After I have a great sketch, I transfer it onto the vinyl carving medium by placing the sketch upside down and rubbing it with the end of my large exacto knife. It has a rounded end and doesn't tear the paper.
After the image is transferred to the vinyl, I go over the pencil lines with a dark sharpie to make them easier to follow and to eliminate any possible chance of smearing, which pencil is infamous for on vinyl. There's nothing worse than carving away on a design and then smearing it beyond recognition, because realigning the design again is a huge pain in the hiney! Hence the sharpie. :)

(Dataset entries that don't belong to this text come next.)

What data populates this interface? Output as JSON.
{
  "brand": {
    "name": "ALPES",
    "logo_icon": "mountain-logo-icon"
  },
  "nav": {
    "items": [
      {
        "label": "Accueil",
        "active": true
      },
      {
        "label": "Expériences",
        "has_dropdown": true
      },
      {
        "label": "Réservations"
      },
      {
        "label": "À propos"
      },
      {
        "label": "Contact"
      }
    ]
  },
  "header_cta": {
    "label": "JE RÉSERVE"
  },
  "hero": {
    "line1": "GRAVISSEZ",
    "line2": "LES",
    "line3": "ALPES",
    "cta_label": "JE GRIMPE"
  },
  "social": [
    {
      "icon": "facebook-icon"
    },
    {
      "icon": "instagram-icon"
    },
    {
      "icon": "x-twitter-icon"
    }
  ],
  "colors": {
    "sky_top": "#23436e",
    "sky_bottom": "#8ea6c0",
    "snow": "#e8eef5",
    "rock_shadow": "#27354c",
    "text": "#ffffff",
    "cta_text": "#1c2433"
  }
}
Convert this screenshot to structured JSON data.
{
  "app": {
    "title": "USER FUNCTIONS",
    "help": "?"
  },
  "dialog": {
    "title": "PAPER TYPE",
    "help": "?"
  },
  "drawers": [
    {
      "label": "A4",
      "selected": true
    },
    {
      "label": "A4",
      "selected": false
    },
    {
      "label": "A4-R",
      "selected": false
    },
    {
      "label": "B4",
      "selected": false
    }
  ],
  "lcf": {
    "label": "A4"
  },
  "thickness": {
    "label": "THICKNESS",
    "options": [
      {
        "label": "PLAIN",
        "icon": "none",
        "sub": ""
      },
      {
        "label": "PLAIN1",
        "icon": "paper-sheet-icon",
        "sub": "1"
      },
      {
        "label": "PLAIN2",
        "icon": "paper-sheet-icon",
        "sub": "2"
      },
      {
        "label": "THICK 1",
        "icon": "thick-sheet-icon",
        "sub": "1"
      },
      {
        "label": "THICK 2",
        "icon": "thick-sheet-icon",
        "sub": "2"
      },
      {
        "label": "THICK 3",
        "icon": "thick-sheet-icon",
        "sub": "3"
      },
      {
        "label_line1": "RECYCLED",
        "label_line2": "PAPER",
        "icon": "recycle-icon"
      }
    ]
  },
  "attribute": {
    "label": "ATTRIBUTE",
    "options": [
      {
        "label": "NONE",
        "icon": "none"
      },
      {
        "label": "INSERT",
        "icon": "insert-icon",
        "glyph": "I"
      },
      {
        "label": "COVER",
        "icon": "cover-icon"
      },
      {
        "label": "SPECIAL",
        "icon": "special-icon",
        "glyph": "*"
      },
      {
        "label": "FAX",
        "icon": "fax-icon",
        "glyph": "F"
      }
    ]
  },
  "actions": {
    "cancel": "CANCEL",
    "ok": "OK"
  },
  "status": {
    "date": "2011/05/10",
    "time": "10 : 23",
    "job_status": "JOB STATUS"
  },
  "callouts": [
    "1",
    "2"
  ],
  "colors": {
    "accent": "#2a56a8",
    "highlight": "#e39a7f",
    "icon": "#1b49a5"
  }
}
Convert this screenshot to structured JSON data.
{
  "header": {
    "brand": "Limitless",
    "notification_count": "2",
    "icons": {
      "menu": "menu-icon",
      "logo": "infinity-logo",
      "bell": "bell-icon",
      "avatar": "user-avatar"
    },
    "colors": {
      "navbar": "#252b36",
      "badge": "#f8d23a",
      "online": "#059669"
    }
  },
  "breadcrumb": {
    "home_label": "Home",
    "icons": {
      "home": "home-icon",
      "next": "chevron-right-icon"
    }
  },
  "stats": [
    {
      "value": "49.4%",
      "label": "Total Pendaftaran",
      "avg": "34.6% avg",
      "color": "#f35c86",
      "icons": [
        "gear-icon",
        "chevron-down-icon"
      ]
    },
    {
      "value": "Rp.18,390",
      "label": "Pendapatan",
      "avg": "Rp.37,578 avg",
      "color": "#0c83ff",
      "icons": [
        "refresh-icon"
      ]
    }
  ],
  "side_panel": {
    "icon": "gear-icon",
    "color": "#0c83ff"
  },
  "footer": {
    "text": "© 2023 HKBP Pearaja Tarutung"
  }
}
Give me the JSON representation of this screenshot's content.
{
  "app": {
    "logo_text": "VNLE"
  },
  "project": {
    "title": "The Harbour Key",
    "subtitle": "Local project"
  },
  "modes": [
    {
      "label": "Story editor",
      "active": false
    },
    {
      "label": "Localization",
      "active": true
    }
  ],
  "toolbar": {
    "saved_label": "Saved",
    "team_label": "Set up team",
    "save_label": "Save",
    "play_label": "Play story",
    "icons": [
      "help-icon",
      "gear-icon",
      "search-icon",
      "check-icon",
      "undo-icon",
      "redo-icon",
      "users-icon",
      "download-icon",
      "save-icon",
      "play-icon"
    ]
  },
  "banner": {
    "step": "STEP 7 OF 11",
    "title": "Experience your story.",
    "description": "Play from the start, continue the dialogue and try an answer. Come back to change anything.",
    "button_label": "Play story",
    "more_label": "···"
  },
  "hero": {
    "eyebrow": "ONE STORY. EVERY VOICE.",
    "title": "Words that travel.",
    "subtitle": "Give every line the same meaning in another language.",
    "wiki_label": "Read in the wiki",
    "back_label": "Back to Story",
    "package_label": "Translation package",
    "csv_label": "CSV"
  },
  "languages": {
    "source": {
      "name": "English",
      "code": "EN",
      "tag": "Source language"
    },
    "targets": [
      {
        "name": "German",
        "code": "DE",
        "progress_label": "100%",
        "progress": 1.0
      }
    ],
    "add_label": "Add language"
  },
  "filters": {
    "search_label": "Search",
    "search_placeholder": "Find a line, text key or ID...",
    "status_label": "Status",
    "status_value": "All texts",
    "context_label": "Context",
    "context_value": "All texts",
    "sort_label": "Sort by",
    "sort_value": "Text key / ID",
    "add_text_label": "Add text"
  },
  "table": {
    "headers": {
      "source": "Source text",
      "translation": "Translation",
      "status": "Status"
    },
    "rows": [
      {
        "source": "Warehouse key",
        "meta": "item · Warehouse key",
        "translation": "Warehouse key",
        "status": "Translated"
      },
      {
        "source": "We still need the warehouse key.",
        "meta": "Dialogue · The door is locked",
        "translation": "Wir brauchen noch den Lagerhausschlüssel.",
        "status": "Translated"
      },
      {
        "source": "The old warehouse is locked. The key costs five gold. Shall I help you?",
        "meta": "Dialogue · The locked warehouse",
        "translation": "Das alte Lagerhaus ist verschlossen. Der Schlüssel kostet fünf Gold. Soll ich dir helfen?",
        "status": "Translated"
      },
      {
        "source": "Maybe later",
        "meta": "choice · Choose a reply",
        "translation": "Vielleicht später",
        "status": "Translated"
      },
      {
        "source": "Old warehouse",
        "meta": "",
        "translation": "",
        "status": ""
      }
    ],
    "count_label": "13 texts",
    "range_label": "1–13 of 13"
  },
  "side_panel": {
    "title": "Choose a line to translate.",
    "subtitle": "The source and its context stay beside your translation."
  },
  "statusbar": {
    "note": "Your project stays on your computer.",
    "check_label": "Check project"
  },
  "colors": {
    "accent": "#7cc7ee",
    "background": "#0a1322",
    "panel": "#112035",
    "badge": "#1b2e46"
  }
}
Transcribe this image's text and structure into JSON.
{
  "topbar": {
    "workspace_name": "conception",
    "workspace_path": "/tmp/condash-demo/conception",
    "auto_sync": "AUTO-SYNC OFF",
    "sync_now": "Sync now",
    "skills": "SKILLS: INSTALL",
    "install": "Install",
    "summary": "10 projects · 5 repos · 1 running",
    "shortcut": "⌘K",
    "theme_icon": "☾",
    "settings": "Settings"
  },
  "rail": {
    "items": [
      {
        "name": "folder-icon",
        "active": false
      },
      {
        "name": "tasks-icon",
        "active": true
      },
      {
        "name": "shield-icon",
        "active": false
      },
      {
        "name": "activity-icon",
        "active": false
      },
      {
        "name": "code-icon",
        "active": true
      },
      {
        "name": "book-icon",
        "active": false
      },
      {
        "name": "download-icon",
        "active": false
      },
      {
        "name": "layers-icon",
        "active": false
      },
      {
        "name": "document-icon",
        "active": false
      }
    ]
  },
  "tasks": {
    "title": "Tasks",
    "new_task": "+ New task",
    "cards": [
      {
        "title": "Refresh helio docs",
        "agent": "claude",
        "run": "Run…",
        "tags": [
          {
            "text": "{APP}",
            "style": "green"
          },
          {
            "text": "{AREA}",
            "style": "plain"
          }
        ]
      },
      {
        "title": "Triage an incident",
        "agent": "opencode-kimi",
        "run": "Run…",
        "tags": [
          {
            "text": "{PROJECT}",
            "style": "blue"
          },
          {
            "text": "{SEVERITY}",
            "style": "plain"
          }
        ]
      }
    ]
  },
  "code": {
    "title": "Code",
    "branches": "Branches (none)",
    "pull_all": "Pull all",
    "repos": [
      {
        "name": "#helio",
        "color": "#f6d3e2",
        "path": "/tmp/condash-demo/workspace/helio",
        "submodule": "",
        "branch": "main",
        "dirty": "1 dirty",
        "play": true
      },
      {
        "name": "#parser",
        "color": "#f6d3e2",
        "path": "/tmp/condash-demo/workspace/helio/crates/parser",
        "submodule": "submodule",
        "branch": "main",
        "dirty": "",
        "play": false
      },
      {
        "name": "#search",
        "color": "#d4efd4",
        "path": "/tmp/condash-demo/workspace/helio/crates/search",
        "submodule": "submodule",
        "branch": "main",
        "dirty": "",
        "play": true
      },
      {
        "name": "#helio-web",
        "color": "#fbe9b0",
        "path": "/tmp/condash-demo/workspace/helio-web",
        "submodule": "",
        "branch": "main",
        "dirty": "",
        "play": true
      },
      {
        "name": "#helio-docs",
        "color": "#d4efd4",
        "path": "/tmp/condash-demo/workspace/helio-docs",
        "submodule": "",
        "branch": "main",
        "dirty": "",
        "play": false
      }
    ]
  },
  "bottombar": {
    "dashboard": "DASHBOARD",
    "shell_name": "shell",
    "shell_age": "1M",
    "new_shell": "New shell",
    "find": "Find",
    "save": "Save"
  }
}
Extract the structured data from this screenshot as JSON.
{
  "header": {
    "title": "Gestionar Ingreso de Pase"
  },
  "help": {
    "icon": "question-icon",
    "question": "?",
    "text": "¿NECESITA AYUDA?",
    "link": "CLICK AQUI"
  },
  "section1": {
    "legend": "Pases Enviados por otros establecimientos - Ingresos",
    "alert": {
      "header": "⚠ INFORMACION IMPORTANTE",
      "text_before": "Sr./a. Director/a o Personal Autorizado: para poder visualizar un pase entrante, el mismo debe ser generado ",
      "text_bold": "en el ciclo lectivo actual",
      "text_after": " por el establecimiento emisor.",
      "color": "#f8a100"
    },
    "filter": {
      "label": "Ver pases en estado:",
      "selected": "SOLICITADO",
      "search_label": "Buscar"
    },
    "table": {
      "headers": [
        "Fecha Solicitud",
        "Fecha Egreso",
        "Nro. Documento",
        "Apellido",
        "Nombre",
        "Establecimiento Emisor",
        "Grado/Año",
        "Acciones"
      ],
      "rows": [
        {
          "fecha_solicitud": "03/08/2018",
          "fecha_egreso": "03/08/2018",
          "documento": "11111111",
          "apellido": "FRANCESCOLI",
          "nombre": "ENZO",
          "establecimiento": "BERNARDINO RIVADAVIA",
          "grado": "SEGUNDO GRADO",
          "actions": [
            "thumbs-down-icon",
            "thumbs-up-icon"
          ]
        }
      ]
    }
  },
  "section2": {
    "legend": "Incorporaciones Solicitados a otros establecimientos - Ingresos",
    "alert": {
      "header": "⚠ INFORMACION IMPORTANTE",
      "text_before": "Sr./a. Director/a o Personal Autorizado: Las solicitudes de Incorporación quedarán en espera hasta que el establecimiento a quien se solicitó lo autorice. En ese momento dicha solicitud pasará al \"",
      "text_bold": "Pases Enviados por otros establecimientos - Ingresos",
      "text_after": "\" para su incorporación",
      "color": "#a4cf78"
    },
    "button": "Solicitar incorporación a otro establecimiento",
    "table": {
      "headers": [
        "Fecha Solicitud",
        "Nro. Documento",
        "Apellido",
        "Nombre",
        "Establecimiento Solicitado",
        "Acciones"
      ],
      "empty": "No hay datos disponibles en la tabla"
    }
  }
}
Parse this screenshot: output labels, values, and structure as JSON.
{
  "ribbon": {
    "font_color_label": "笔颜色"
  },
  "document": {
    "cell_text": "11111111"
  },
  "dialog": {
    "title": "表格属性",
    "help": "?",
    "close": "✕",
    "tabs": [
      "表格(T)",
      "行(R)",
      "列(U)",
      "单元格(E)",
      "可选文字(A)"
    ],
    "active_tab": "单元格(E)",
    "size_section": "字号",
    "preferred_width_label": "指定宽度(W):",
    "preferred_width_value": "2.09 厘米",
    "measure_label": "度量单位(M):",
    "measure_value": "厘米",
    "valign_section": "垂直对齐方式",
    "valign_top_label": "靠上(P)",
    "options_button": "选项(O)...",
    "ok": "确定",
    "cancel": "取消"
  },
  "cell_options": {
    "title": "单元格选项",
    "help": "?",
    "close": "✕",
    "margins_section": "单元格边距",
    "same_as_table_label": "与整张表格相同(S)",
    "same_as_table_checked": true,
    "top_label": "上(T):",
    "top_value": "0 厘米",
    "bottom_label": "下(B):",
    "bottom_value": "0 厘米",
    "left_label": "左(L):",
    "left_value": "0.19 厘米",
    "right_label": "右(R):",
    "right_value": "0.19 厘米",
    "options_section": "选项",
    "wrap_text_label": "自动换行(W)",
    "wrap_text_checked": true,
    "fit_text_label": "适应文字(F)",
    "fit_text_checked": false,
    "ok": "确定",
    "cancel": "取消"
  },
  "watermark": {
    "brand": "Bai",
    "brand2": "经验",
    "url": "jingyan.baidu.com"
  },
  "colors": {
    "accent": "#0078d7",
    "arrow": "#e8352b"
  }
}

Next I use my lino-cutters to carve away everything EXCEPT the sharpie lines. Yes, I know the design is backwards. Think about it...when you stamp it you want it to imprint correctly, right? Well then, you have to carve it in reverse.
After I get all the details carved, I use my small exacto knife to cut away all the excess vinyl along the edges until I'm happy with it. Then I glue the vinyl stamp onto a piece of 1/4" thick foam and trim up the edges to fit the shape of the stamp. And Voila! A new stamp is born.